11.10. 13:30virtual Leila Parsaei-Majd

Clustering is the problem of partitioning data points into clusters based on their similarity. Correlation clustering provides a method for separating the vertices of a signed graph into the optimum number of clusters without specifying that number in advance, and the main objective in this type of clustering is to minimize the sum of the number of negative edges inside each cluster and the number of positive edges between each pair of clusters. For the first time, correlation clustering was introduced by Bansal, Blum, and Chawla in 2004, and has many applications in different fields such as social networks, financial networks, and image segmentation.

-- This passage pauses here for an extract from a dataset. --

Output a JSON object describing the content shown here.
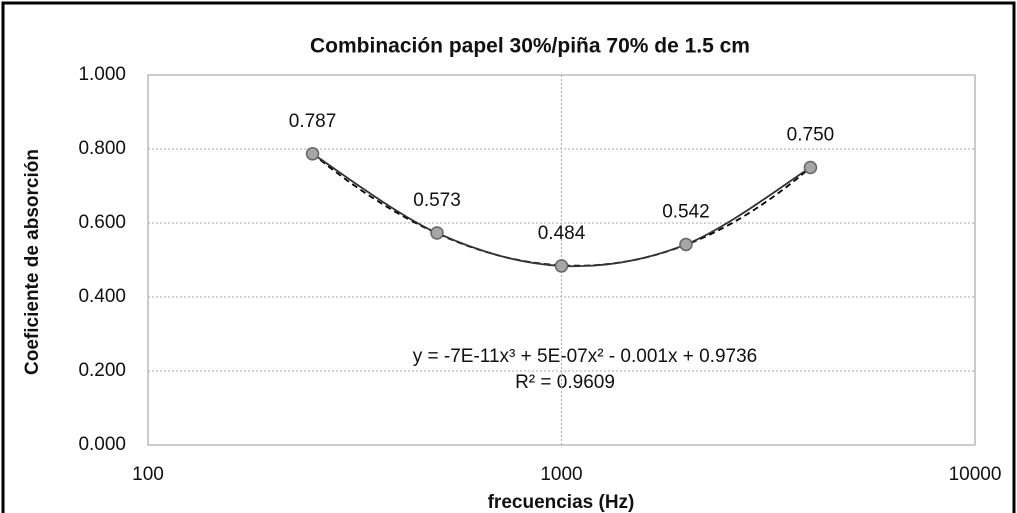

In this talk, we present three algorithms. The first one is a local search to separate the vertices into two parts, and the second and third one are related to the general case. Also, by considering two conditions on the signed graphs we can obtain a 2-approximation. The best results obtained in correlation clustering are a 3-approximation for signed k-partite graphs (2015), and a 1.994-approximation for signed complete graphs (2022).